The words will be backed by action. Each team member, support staff and riders alike, is to be interviewed and invited to sign up to a policy that forbids those who have any past or present involvement with doping from working with the team. Anyone unable to do so will leave.
Two had already, before last night’s statement: one through retirement, another by mutual agreement.
Michael Barry announced his retirement last month.
The Canadian rode for US Postal (later Discovery) from 2002 to 2006, and in a statement on his website admitted to doping and his co-operation with USADA’s investigation. He says he stopped doping in 2006.

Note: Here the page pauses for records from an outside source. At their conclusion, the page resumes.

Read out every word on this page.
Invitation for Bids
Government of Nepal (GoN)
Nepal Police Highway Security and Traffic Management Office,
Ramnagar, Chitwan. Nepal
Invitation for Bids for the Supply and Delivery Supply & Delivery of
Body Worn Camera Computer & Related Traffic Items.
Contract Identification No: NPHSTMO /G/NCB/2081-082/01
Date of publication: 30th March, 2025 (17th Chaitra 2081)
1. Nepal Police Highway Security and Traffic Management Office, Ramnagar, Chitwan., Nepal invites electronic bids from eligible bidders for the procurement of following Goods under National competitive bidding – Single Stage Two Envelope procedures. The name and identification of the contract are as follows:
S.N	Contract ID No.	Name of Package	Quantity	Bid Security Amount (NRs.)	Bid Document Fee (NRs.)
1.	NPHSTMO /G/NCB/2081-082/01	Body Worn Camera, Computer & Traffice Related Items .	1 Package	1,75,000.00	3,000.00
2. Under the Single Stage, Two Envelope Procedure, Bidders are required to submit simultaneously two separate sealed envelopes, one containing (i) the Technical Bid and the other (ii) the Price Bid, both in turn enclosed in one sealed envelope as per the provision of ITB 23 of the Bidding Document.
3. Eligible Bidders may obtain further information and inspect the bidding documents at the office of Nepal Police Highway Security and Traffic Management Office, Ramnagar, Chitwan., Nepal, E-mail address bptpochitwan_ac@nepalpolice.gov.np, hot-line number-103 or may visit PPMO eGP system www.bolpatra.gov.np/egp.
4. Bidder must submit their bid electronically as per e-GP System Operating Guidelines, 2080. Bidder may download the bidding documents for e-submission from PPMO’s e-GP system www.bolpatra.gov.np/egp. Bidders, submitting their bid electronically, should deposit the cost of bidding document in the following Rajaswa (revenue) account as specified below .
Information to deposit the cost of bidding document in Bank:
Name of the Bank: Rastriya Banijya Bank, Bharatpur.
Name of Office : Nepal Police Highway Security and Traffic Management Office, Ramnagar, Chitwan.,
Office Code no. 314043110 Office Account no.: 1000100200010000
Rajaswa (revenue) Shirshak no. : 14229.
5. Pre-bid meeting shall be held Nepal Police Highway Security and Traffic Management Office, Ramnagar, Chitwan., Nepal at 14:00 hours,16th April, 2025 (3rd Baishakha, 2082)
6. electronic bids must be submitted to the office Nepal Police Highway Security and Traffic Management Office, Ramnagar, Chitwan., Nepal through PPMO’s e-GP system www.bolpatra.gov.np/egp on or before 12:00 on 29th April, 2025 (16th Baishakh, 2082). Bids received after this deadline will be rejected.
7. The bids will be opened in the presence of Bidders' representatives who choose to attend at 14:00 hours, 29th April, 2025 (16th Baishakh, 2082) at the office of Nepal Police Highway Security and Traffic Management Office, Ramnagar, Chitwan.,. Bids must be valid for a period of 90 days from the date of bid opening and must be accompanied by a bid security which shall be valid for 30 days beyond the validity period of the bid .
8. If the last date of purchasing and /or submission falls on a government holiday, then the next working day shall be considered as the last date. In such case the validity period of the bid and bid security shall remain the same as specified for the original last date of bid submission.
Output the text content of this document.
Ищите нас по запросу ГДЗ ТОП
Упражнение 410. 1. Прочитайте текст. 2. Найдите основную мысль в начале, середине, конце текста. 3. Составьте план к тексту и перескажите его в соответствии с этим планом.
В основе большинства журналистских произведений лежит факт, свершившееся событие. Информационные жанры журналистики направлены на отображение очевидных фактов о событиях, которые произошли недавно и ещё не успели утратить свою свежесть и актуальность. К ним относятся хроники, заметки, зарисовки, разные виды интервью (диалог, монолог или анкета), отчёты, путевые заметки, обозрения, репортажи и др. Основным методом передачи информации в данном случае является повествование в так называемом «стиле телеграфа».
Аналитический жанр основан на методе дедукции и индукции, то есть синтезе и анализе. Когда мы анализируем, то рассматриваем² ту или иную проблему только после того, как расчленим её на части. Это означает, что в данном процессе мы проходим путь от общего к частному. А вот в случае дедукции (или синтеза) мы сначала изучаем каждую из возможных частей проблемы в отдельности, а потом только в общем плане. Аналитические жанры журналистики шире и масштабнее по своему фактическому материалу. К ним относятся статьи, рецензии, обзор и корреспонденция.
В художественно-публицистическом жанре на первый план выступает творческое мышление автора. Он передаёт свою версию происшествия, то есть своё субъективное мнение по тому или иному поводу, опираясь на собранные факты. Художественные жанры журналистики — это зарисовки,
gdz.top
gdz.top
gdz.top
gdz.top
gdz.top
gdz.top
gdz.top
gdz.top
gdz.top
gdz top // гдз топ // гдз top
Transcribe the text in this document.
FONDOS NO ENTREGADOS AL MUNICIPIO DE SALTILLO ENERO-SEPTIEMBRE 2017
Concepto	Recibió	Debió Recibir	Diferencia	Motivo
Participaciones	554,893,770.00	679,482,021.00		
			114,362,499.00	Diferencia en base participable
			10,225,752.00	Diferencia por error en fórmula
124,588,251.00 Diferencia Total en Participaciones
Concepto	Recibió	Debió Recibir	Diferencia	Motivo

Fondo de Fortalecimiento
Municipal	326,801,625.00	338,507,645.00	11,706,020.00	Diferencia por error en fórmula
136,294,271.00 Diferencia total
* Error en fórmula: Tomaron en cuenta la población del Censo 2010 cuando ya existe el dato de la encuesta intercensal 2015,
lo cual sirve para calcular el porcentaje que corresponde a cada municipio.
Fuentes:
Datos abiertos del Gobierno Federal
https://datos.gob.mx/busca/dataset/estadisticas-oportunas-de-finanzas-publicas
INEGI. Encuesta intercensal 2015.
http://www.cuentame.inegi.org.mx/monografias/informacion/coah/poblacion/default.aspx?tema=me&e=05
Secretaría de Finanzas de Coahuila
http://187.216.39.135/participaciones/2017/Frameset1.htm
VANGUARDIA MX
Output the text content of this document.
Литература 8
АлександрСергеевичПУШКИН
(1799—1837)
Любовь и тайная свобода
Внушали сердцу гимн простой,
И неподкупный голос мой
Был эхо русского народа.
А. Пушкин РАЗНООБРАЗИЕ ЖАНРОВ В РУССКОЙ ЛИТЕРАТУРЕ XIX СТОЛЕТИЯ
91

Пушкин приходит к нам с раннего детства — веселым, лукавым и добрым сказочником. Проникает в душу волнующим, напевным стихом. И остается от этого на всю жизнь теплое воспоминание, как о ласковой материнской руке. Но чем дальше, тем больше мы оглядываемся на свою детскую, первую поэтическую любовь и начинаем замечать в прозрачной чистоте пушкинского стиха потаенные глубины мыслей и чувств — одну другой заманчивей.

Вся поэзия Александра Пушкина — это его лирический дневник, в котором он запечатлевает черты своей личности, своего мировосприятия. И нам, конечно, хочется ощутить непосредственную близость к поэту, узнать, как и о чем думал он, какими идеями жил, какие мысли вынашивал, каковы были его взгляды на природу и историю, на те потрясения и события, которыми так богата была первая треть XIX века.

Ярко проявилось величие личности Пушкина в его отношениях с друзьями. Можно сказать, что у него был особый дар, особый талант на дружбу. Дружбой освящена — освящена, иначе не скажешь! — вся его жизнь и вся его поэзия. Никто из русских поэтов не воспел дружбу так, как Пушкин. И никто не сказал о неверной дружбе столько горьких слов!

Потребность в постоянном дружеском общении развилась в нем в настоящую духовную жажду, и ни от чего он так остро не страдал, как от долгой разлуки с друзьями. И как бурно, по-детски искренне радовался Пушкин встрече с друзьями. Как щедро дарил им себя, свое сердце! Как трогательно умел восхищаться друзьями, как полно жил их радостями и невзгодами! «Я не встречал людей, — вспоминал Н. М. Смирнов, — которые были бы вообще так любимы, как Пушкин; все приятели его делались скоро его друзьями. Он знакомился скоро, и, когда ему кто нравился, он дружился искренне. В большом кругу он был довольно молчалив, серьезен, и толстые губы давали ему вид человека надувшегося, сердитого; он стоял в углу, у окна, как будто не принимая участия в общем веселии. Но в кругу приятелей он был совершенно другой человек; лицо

Dr. Geert Leinders, doctor at Rabobank when the team withdrew race leader Michael Rasmussen from the 2007 Tour de France, will no longer work with the team. Leinders’ departure from Team Sky resulted from the expiry of his freelance contract, a spokesman said on Monday.
Is it naïve to expect a team founded in 2010, at the end of a decade widely considered to be the dirtiest in the sport’s history, to be able to recruit an entire staff of riders and medical and coaching personnel free from any association with doping (the prospect of such an association was, after all, the reason Peter Keen, Brailsford’s predecessor as performance director at British Cycling, chose to focus his resources on track success)?
Perhaps, but this is the standard Dave Brailsford rightly set when he launched his bid to produce the first British winner of the Tour de France within five years. It is perhaps the reason why Bradley Wiggins, a rider whose repugnance for doping is sometimes expressed in the bluntest terms, was chosen to head the project, and why David Millar, banned for two years from 2004 for using EPO, was not.
Brailsford’s appointment of sports scientist, Tim Kerrison, a man with no background in cycling prior to his work with the team, and now regarded as one of the principle architects of Wiggins’ Tour success, is an example of his ability to recruit outside the contaminated waters of professional cycling’s talent pool. Judged by such a shining light, the appointment of Leinders, whose period at Rabobank coincided with Thomas Dekker’s positive for EPO, is puzzling.
Team Sky has become the unofficial standard bearer for clean cycling. Brailsford’s methods, dismissed on his arrival in the WorldTour as applicable only to the infinitely more controllable environment of track racing, have brought the team the greatest prize in cycling in just three years. It is a success based as much on the principle of winning clean as on the famed aggregation of marginal gains. Reaffirming that principle is a welcome step during yet another unhappy chapter in cycling’s history.